Cette solitude commence à peser à Candice. "Les journées passent vite mais j'ai l'impression que ma semaine a duré un mois." Plus le temps de sortir, de voir ses amis, cette année est consacrée au travail acharné. Une remarque qui n'étonne pas leur enseignante Marie-Noëlle Dieudonné : "C'est une année de sacrifice. Le programme est lourd et très très exigeant, il faut engranger des connaissances énormes, avoir une bonne méthodologie et une excellente maturité."

Le stress du premier concours

Quelques semaines après la rentrée, Maïssa parle d'un stress constant en PASS. Mais aussi de la difficulté à s'octroyer des moments de pause sans culpabiliser. "Quand je compare avec mes autres amis du lycée qui ne sont pas en médecine… ils vivent !", s'exclame Sonia devant l'approbation générale.

Manon a même déjà pensé à mettre un terme à son année de PASS après le premier examen blanc. "Tous les mercredis après-midi, on répond à environ 70 questions en deux heures sur une unité d'enseignement précise. Après ce premier 'tuto', je me suis dit que j'allais partir. Moi qui avais des facilités au lycée, j'ai passé beaucoup d'heures sur cette matière et j'ai eu 8/20 donc classée au milieu de la promo. Ce n'est pas suffisant pour aller en médecine. Mentalement, c'est dur parce qu'on se dit que le travail ne paie pas."

Les étudiantes ont bien en tête les premiers examens de mi-décembre. "On y pense tous les jours. Le jour du concours, je vais être mal !", prédit Candice. "On travaille dur mais on ne sait pas si on va y arriver", souffle Lara.

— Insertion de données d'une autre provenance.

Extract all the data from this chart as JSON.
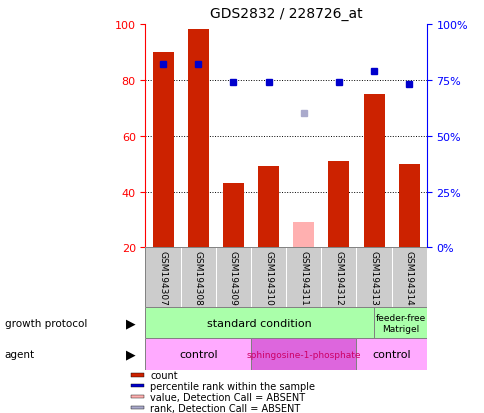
{
  "title": "GDS2832 / 228726_at",
  "samples": [
    "GSM194307",
    "GSM194308",
    "GSM194309",
    "GSM194310",
    "GSM194311",
    "GSM194312",
    "GSM194313",
    "GSM194314"
  ],
  "count_values": [
    90,
    98,
    43,
    49,
    null,
    51,
    75,
    50
  ],
  "count_absent_values": [
    null,
    null,
    null,
    null,
    29,
    null,
    null,
    null
  ],
  "percentile_values": [
    82,
    82,
    74,
    74,
    null,
    74,
    79,
    73
  ],
  "percentile_absent_values": [
    null,
    null,
    null,
    null,
    60,
    null,
    null,
    null
  ],
  "ylim_left": [
    20,
    100
  ],
  "ylim_right": [
    0,
    100
  ],
  "yticks_left": [
    20,
    40,
    60,
    80,
    100
  ],
  "yticks_right": [
    0,
    25,
    50,
    75,
    100
  ],
  "ytick_labels_right": [
    "0%",
    "25%",
    "50%",
    "75%",
    "100%"
  ],
  "bar_color": "#cc2200",
  "bar_absent_color": "#ffb0b0",
  "dot_color": "#0000cc",
  "dot_absent_color": "#aaaacc",
  "sample_label_bg": "#cccccc",
  "gp_color": "#aaffaa",
  "agent_light_color": "#ffaaff",
  "agent_dark_color": "#dd66dd",
  "agent_dark_text": "#cc0066",
  "legend_items": [
    {
      "color": "#cc2200",
      "label": "count"
    },
    {
      "color": "#0000cc",
      "label": "percentile rank within the sample"
    },
    {
      "color": "#ffb0b0",
      "label": "value, Detection Call = ABSENT"
    },
    {
      "color": "#aaaacc",
      "label": "rank, Detection Call = ABSENT"
    }
  ]
}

Les étudiantes s'accrochent à leur objectif pour l'année prochaine : médecine, maïeutique, pharmacie, odontologie voire kiné.

Pour se détendre, ce soir, ce sera session de QCM de physique pour tout le monde. "C'est plus reposant, il y a moins de par cœur", s'amuse Maïssa. Quant à Manon, qui repart dans sa famille pour le week-end, elle compte bien prendre le temps d'apprécier de vrais repas, plus longs, avec ses parents. "Je culpabiliserai la semaine prochaine…" La route est encore longue.